McInerney’s 2020 novel, The Godmothers, (also shortlisted for the ABIA General Fiction Book of the Year) is a family mystery following 30-year-old Eliza as she searches for the father she has never met and the truth about her troubled mother’s life. Set in Australia, Scotland, Ireland and England, it was inspired by McInerney’s reflections on the secrets that one generation hides from the next. “Along with themes of mental health, truth, loyalty, friendship and identity, Monica McInerney gives great depth as well as entertainment … a book about humanity and what makes us who we are.”

In 2021, McInerney published her first children’s book, Marcie Gill and the Caravan Park Cat, for middle grade readers. Bookseller and Publisher magazine described it as: “Delightfully daggy and uproariously funny, this book is perfectly pitched to an audience of 8-12 year olds and their read-aloud companions.”

Her 13th adult novel, When Sullivan Met Lola, will be published in Australia & New Zealand in September 2026. It explores the unlikely friendship between 86-year-old Lola Quinlan and 12-year-old Sullivan Farrington, two characters who have featured in some of McInerney’s previous books. McInerney will undertake an extensive promotional tour of Australia for the book later this year. Full details are on the Penguin Random House Australia website.

== Published works ==
- A Taste for It (2000)
- Upside Down Inside Out (2002)
- Spin the Bottle (2003)
- The Alphabet Sisters (2004)
- Family Baggage (2005)
- Odd One Out (2006)
- Those Faraday Girls (2007)
- All Together Now (2008)
- At Home with the Templetons (2010)
- Lola's Secret 2011
- The House of Memories (2012)
- The Christmas Gift (eBook novella) (2013)
- Hello from the Gillespies (2014)
- The Trip of a Lifetime (2017)
- The Godmothers (2020)
- Marcie Gill and the Caravan Park Cat (2021)
- When Sullivan Met Lola (29 September 2026)

==Recognition ==
In November 2022, a sculpture of McInerney was unveiled opposite her childhood home in Clare. The work, by South Australian sculptor Paul Leditschke, depicts McInerney as a 10-year-old girl reading a book on the rooftop of her family home. It was erected by the Riesling Trail Committee, which manages a 35 km walking and cycling track that runs through the Clare Valley.

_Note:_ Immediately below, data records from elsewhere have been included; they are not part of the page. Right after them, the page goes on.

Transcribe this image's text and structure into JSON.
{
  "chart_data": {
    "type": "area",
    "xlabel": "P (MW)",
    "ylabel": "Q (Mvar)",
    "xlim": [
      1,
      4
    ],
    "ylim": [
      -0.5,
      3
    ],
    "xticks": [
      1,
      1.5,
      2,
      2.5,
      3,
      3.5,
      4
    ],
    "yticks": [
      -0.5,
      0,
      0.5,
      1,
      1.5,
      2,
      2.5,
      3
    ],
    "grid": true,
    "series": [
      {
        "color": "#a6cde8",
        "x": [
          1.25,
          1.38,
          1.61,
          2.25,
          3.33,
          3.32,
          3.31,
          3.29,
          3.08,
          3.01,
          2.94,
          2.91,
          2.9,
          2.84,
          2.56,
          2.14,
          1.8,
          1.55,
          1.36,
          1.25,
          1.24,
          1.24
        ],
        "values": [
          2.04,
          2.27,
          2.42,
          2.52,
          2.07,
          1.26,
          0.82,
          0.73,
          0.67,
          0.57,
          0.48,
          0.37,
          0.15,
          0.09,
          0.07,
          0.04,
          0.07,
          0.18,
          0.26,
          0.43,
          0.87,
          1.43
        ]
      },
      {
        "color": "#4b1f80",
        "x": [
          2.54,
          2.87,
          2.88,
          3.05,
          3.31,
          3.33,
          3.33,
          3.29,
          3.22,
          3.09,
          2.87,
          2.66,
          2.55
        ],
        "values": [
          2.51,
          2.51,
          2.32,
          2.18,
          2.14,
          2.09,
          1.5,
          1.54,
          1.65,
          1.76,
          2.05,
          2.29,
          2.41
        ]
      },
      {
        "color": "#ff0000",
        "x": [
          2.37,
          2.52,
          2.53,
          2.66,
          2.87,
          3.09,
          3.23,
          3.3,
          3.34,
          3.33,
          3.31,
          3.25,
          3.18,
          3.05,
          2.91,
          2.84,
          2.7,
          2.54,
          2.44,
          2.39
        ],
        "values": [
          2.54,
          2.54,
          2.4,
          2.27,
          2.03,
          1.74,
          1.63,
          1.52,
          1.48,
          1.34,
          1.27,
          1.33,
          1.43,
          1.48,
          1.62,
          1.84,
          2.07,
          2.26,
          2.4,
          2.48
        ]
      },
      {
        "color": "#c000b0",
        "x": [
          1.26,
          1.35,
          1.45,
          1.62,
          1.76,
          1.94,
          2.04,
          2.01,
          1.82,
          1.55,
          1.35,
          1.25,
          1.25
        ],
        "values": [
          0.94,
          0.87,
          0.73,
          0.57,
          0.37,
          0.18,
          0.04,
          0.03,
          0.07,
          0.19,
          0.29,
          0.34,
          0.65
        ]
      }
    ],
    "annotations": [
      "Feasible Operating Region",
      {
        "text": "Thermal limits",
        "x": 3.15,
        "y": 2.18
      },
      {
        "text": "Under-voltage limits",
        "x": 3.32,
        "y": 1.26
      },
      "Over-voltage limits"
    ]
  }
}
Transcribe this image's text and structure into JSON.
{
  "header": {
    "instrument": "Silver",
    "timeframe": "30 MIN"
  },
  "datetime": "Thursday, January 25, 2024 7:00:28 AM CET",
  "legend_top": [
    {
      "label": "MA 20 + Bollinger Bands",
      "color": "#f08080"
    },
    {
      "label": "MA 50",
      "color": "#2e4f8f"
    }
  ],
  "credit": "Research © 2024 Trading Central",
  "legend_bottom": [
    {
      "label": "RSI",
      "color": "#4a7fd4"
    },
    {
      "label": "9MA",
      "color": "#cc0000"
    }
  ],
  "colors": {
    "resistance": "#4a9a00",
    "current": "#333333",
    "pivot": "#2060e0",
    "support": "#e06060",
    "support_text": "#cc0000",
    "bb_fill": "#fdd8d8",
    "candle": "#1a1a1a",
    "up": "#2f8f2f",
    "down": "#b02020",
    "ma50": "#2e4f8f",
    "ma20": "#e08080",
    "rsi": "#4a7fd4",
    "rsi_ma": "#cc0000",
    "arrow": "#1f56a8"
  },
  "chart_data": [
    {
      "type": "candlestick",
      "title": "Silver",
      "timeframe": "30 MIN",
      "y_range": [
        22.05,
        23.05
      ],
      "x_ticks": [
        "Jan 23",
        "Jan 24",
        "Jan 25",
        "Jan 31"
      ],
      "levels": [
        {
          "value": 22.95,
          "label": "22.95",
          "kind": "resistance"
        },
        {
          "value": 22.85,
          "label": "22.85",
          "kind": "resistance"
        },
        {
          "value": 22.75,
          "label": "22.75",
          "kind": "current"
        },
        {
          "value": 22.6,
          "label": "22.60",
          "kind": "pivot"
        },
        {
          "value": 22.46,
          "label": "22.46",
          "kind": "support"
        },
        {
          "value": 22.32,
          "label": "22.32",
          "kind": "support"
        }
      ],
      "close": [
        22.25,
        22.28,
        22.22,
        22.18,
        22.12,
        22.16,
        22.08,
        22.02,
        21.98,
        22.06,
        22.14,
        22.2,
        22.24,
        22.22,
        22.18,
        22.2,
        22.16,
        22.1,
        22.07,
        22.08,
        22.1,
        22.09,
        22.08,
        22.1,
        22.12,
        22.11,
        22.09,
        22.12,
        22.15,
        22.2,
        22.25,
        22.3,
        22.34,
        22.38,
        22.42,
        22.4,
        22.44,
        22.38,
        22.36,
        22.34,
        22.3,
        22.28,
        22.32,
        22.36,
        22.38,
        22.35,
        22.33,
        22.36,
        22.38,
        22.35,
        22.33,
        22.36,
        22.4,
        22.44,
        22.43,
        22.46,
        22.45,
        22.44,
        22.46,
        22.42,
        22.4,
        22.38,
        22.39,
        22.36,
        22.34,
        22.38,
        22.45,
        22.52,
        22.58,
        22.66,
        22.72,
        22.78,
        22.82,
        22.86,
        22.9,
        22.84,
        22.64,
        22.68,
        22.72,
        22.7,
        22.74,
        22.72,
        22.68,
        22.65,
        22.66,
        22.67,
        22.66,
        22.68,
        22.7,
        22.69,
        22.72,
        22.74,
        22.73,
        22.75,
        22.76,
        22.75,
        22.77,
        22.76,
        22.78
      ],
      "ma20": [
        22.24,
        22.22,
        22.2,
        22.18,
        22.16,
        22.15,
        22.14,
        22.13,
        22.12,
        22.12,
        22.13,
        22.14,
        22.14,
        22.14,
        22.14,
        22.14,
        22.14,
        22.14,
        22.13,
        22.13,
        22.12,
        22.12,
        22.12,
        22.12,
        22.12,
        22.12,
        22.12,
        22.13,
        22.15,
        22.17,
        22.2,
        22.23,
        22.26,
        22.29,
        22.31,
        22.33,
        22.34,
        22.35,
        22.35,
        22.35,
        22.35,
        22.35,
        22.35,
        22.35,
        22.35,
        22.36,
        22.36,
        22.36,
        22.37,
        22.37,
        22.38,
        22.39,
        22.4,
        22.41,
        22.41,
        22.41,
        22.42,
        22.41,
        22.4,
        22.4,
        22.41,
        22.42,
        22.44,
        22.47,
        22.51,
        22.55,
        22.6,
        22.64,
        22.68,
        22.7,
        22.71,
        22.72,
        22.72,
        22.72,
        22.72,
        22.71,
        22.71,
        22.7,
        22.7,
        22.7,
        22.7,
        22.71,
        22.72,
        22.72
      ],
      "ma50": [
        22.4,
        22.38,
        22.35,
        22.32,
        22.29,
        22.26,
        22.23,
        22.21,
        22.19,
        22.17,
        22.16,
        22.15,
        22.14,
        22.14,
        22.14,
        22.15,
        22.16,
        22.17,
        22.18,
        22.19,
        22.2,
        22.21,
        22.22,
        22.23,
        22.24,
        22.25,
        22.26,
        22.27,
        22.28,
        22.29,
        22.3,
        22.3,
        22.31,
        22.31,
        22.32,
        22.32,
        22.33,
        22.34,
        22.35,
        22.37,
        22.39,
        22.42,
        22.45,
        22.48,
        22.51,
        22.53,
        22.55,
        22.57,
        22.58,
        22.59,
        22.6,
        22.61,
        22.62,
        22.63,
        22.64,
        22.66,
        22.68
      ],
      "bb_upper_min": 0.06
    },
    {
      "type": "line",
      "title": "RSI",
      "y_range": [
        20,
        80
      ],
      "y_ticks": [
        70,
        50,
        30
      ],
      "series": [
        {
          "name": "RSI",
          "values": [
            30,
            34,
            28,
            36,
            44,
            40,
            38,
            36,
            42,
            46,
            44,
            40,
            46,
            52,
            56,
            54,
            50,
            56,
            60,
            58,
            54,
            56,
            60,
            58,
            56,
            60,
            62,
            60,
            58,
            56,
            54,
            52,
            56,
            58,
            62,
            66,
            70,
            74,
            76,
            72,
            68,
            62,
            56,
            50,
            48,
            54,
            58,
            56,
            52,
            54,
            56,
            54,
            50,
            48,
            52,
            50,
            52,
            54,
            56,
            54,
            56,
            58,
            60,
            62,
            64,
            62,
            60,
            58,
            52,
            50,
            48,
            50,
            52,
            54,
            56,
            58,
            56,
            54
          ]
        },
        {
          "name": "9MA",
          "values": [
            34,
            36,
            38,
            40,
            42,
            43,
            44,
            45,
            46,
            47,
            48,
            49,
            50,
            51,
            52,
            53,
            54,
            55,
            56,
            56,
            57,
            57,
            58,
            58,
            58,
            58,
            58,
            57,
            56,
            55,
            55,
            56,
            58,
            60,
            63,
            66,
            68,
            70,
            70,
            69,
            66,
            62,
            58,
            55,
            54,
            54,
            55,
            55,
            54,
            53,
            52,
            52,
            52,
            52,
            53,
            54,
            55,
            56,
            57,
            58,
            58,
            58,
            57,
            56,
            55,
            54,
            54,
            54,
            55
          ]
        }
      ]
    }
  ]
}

===Awards and nominations ===
- 2008 – Winner, Australian Book Industry Awards (ABIA) , General Fiction Book of the Year for Those Faraday Girls
- 2009 – Shortlisted, ABIA, General Fiction Book of the Year for All Together Now
- 2010 – Shortlisted, Irish Book Awards, Popular Fiction for At Home with the Templetons
- 2011 – Shortlisted, Romantic Book of the Year Award, for At Home with the Templetons
- 2011 – Shortlisted, ABIA, General Fiction Book of the YEAR, for At Home with the Templetons
- 2012 – Shortlisted, ABIA, General Fiction Book of the Year for Lola's Secret
- 2018 – Shortlisted, ABIA, General Fiction Book of the Year, for The Trip of a Lifetime
- 2021 – Shortlisted, ABIA, General Fiction Book of the Year, for The Godmothers

== Personal life ==
For more than 30 years, McInerney and her Irish husband have been moving back and forth between Australia and Ireland. Since 2014 they have based themselves in Dublin.